En momentos así, Scaloni podría sacar provecho de ver a los titulares contra la camada juvenil para observar respuestas diferentes y ajustar lo que más necesite.

Otro escollo práctico es dónde jugar. El Monumental no estará disponible por tres recitales de AC/DC (23, 27 y 31 de este mes), por lo que la primera opción que se maneja es la Bombonera.

También se barajan alternativas en otras sedes de Argentina: Santa Fe, Córdoba y Santiago del Estero siempre se ofrecen para albergar a la Selección.

De hecho, el Coloso Marcelo Bielsa de Newell’s podría ser citado como escenario representativo para ver a Messi en el estadio que lo vio iniciar su carrera, un guiño para los aficionados que esperan verlo en casa.

La gira previa al Mundial presenta a la Albiceleste sin haber enfrentado a una selección europea en el tramo de preparación; aparte de partidos frente a rivales sudamericanos en las Eliminatorias, el equipo disputó encuentros en otros continentes: Panamá, Curazao, Australia, Indonesia, El Salvador, Costa Rica, Ecuador, Guatemala, Venezuela, Puerto Rico y Angola.

Es decir, un recorrido amplio, con constancia de resultados positivos, pero sin el rodaje directo contra rivales europeos que tantos debates genera sobre el nivel real de preparación.

En cuanto al calendario de las demás selecciones sudamericanas y centroamericanas, está bastante cargado. Brasil, que suele mover su agenda de forma muy ajustada, ya tiene dos compromisos de alto perfil: enfrentará a Francia y luego a Croacia en las fechas cercanas al Mundial.

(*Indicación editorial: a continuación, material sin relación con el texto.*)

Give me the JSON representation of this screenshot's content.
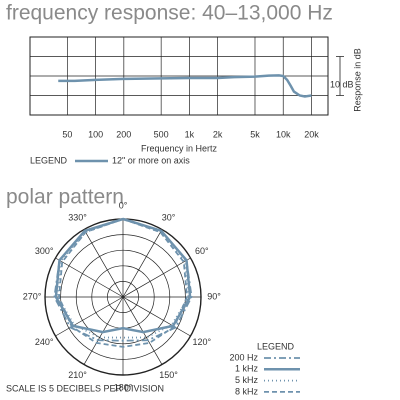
{
  "chart_data": [
    {
      "type": "line",
      "title": "frequency response: 40–13,000 Hz",
      "xlabel": "Frequency in Hertz",
      "ylabel": "Response in dB",
      "scale_note": "10 dB",
      "log_x": true,
      "xlim": [
        20,
        30000
      ],
      "ylim": [
        -20,
        20
      ],
      "xticks": [
        50,
        100,
        200,
        500,
        {
          "value": 1000,
          "label": "1k"
        },
        {
          "value": 2000,
          "label": "2k"
        },
        {
          "value": 5000,
          "label": "5k"
        },
        {
          "value": 10000,
          "label": "10k"
        },
        {
          "value": 20000,
          "label": "20k"
        }
      ],
      "ygrid": [
        -20,
        -10,
        0,
        10,
        20
      ],
      "grid": true,
      "legend_title": "LEGEND",
      "series": [
        {
          "name": "12\" or more on axis",
          "color": "#6e92ad",
          "x": [
            40,
            60,
            100,
            200,
            500,
            1000,
            2000,
            3000,
            5000,
            7000,
            9000,
            10000,
            11000,
            12000,
            13000,
            15000,
            17000,
            20000
          ],
          "values": [
            -2.5,
            -2.5,
            -2,
            -1.5,
            -1.2,
            -1,
            -1,
            -0.6,
            -0.3,
            0.2,
            0.3,
            0,
            -2,
            -5,
            -8,
            -10,
            -10.5,
            -10
          ]
        }
      ]
    },
    {
      "type": "polar",
      "title": "polar pattern",
      "note": "SCALE IS 5 DECIBELS PER DIVISION",
      "rlim": [
        -25,
        0
      ],
      "rgrid": [
        -20,
        -15,
        -10,
        -5,
        0
      ],
      "theta": [
        {
          "value": 0,
          "label": "0°"
        },
        {
          "value": 30,
          "label": "30°"
        },
        {
          "value": 60,
          "label": "60°"
        },
        {
          "value": 90,
          "label": "90°"
        },
        {
          "value": 120,
          "label": "120°"
        },
        {
          "value": 150,
          "label": "150°"
        },
        {
          "value": 180,
          "label": "180°"
        },
        {
          "value": 210,
          "label": "210°"
        },
        {
          "value": 240,
          "label": "240°"
        },
        {
          "value": 270,
          "label": "270°"
        },
        {
          "value": 300,
          "label": "300°"
        },
        {
          "value": 330,
          "label": "330°"
        }
      ],
      "legend_title": "LEGEND",
      "series": [
        {
          "name": "200 Hz",
          "color": "#6e92ad",
          "dash": "dash-dot",
          "values": [
            0,
            -0.5,
            -1.5,
            -3,
            -5.5,
            -9,
            -11,
            -9,
            -5.5,
            -3,
            -1.5,
            -0.5
          ]
        },
        {
          "name": "1 kHz",
          "color": "#6e92ad",
          "dash": "solid",
          "values": [
            0,
            -0.5,
            -1.5,
            -3.5,
            -6.5,
            -12,
            -15,
            -12,
            -6.5,
            -3.5,
            -1.5,
            -0.5
          ]
        },
        {
          "name": "5 kHz",
          "color": "#6e92ad",
          "dash": "dotted",
          "values": [
            0,
            -1,
            -2,
            -4,
            -7,
            -10,
            -12,
            -10,
            -7,
            -4,
            -2,
            -1
          ]
        },
        {
          "name": "8 kHz",
          "color": "#6e92ad",
          "dash": "dashed",
          "values": [
            0,
            -1,
            -2.5,
            -4.5,
            -6,
            -8,
            -9,
            -8,
            -6,
            -4.5,
            -2.5,
            -1
          ]
        }
      ]
    }
  ]
}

Colombia, Uruguay y Chile también presentan planes cargados de amistosos y pruebas internacionales, con viajes y enfrentamientos que obligan a una planificación cuidadosa para los equipos que, como Argentina, quieren llegar en el mejor estado posible.

La realidad es que, fuera de la región, las respuestas no son fáciles: Nicaragua, Costa Rica, Panamá, Curazao y Guatemala también tienen sus propios compromisos y, a la hora de buscar rivales de nivel para un ensayo previo al Mundial, la ventana se ve cada vez más estrecha.

Jamaica, por su parte, se enfoca en su repesca y otros compromisos que dejan menos opciones para un choque directo con la Albiceleste.

En definitiva, la cancelación de la Finalissima ha puesto a la Argentina ante una situación que obliga a una reordenación completa de su preparación.

Scaloni y su cuerpo técnico ya han puesto la mirada en una concentración intensa en Ezeiza, la posibilidad de traer rivales en casa y, si el calendario no cede, la interesante opción de cerrar el proceso con la Sub-20 de Placente.

Todo ello, con la mirada puesta en el Mundial y en volver a ver a la selección en su mejor versión, lista para competir al más alto nivel en tierras norteamericanas.